Management of Small Gastric GISTs

  • Very Small GISTs (<2 cm):
    • Often monitored with serial imaging.
    • Surgery reserved for lesions with high-risk features or growth.

Systemic Therapy with Biologic Agents

Imatinib Mesylate (Gleevec)

  • Mechanism: Tyrosine kinase inhibitor targeting KIT and PDGFRA.
  • Indications:
    • Adjuvant Therapy: Reduces recurrence risk post-surgery in high-risk patients.
    • Neoadjuvant Therapy: Shrinks tumors to facilitate resection.
    • Metastatic or Unresectable GISTs: First-line treatment.
  • Duration: Optimal duration varies; often continued for at least 3 years in high-risk cases.

Sunitinib (Sutent)

  • Mechanism: Multitargeted tyrosine kinase inhibitor.
  • Indications: Second-line therapy for imatinib-resistant or intolerant patients.

Regorafenib (Stivarga)

  • Mechanism: Multikinase inhibitor with activity against KIT.
  • Indications: Third-line therapy after failure of imatinib and sunitinib.

Neoadjuvant Therapy

  • Purpose: Reduce tumor size for surgical resectability and organ preservation.
  • Treatment Duration: Generally 4 to 12 months, until maximal response achieved.
  • Postoperative Therapy: Continued imatinib recommended.

Role of Radiation Therapy

  • Limited Use: Historically considered resistant.
  • Current Role: Palliative treatment for bone metastases; potential utility in controlling intra-abdominal or liver metastases.

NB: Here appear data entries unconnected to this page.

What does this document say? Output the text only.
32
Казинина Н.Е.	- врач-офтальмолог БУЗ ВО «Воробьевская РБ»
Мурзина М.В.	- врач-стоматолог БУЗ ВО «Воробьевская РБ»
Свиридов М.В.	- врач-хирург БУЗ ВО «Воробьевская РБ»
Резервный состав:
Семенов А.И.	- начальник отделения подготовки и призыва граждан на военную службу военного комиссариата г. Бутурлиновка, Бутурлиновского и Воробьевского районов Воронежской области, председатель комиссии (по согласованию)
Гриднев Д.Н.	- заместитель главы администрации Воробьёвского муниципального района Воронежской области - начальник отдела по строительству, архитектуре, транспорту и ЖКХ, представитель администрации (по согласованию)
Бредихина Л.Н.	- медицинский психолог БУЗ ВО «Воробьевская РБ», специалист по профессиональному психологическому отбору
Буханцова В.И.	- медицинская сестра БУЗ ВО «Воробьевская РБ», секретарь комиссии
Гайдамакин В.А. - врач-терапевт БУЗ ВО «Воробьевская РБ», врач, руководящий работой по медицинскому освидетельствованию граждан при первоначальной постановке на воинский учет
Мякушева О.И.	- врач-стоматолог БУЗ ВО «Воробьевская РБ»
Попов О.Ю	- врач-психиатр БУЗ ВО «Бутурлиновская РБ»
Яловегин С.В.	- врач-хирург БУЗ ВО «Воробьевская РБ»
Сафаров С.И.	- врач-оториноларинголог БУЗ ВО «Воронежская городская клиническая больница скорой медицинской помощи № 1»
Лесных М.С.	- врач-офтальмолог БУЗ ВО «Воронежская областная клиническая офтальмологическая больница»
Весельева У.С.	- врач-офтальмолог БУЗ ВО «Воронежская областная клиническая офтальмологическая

Treatment of Recurrent and Metastatic Disease

  • Systemic Therapy: Imatinib remains the cornerstone.
  • Surgical Intervention:
    • Considered for resectable metastatic lesions.
    • May improve survival if complete (R0/R1) resection achievable.

Special Considerations

Pediatric GISTs

  • Characteristics:
    • Rare, often epithelioid or mixed histology.
    • Predominantly occur in females.
    • Frequently lack KIT or PDGFRA mutations.
  • Treatment:
    • Surgery is primary treatment.
    • Limited efficacy of tyrosine kinase inhibitors due to different molecular profile.

Hereditary GISTs

  • Associated Syndromes:
    • Neurofibromatosis Type 1 (NF1).
    • Carney Triad: GIST, paraganglioma, pulmonary chondroma.
    • Familial GIST Syndrome: Germline mutations in KIT or PDGFRA.
  • Management:
    • Similar to sporadic GISTs.
    • Genetic counseling recommended.

Follow-Up and Surveillance

  • Monitoring:
    • Regular imaging (CT scans) every 3 to 6 months for the first 3 to 5 years.
    • Annual scans thereafter.
  • Recurrence Risk:
    • Approximately 40% to 50% may recur post-surgery.
    • Risk stratification guides surveillance intensity.

Summary

GISTs are unique tumors of the GI tract with specific diagnostic and treatment considerations. Surgical resection remains the mainstay of curative treatment, with the goal of complete tumor removal while preserving organ function. The advent of tyrosine kinase inhibitors like imatinib has revolutionized the management of advanced, recurrent, and metastatic GISTs, significantly improving patient outcomes. Multidisciplinary care is essential to optimize treatment strategies and surveillance for these patients.